T&B Sports closing Santa Rosa store – Santa Rosa Press Democrat

Four decades ago, T&B Sports supplied game jerseys to the Oakland Raiders and equipment to UC Berkeley’s football program, as well as gear for Sonoma County Little League and school teams.

The Santa Rosa store is closing at the end of the month after 35 years here in three locations. The business on West Steele Lane has been winding down since last fall, but the county’s teams still will be able to order items in the future through the San Rafael store.

Decades of customers thought, incorrectly, that the manager of T&B’s Santa Rosa operation was the owner.

“I was the face of the company up here all those years,” said Mel Arnerich, who retired three weeks ago as manager after working nearly 40 years for the San Rafael-based business.

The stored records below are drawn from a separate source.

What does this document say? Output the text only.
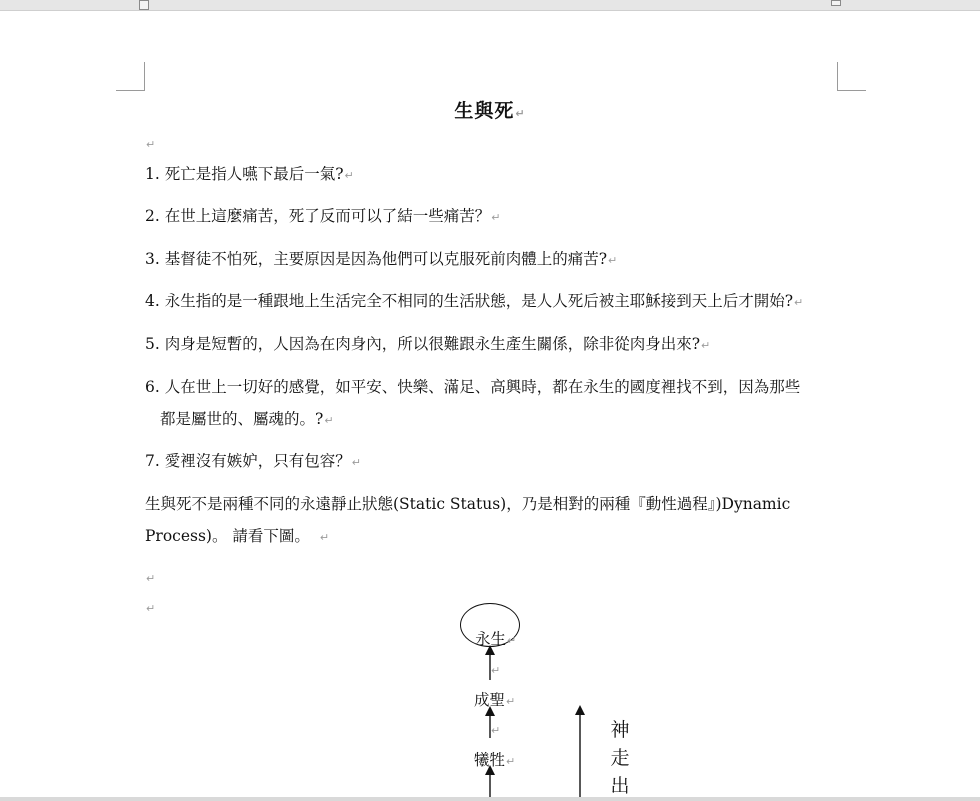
生與死↵
↵
1. 死亡是指人嚥下最后一氣?↵
2. 在世上這麼痛苦，死了反而可以了結一些痛苦？↵
3. 基督徒不怕死，主要原因是因為他們可以克服死前肉體上的痛苦?↵
4. 永生指的是一種跟地上生活完全不相同的生活狀態，是人人死后被主耶穌接到天上后才開始?↵
5. 肉身是短暫的，人因為在肉身內，所以很難跟永生產生關係，除非從肉身出來?↵
6. 人在世上一切好的感覺，如平安、快樂、滿足、高興時，都在永生的國度裡找不到，因為那些
都是屬世的、屬魂的。?↵
7. 愛裡沒有嫉妒，只有包容？↵
生與死不是兩種不同的永遠靜止狀態(Static Status)，乃是相對的兩種『動性過程』)Dynamic
Process)。 請看下圖。 ↵
↵
↵
永生↵
成聖↵
犧牲↵
↵
↵	神
走
出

Customers’ confusion about Arnerich’s status stemmed in part from the fact that T&B’s owners had authorized him to make decisions on donation requests and plenty of other store matters. When customers get instant answers to their queries, he said, “They think you own the place.”

T&B’s story is similar to that of other retail companies.

“What’s changed a lot is now the coaches have chosen to go more online to get their stuff,” said Russ Peterich, the athletic director for Santa Rosa City Schools.

Peterich remembers back before T&B, when the former Mailer-Frey Hardware store downtown ordered athletic gear for the schools. When Arnerich opened the T&B store here 35 years back, he showed he could handle special orders with “Johnny on the spot” efficiency and, over the decades, the retail space became the place where coaches would inevitably bump into others from the county’s sports community.

“T&B Sports had a great reputation because of the relationships Mel had,” said Peterich, who also is a retired teacher and baseball coach for Montgomery High School. When it came to school teams, “I think he knew every coach throughout the years.”

The retailer contributed regularly to school and league fundraisers and advertised in the printed programs of events like the spring baseball tournament that Peterich ran for years.

And for years at the West Steele Lane store, T&B hosted for free the signups of at least five of the community’s Little League programs, Arnerich said.

The store was on Mendocino Avenue across from Santa Rosa High School for 19 years, and it moved to West Steele Lane in 2008. Its first store was in a shopping center at Farmers Lane and Bennett Valley Road.

Having the general sporting goods business helped the public become aware of T&B, Arnerich said. But the store’s real niche was serving the school and league teams. That accounted for roughly 75 percent of the Santa Rosa business.

Jeffrey Brusati, who owns T&B Sports with two siblings, said in an email that the business is consolidating now into one location in order to “be a more adaptable company to meet the challenges of tomorrow for an ever changing marketplace.”

“While the internet has turned into a major competitor, direct selling from manufacturers has played a big part as well,” said Brusati, whose father, Romolo Brusati, founded the 71-year-old business.

Some team coaches told Peterich they could get goods cheaper online than from Arnerich. He said he doubts whether the teams and the community would really be better off, in part because T&B was regularly donating to school fundraising efforts.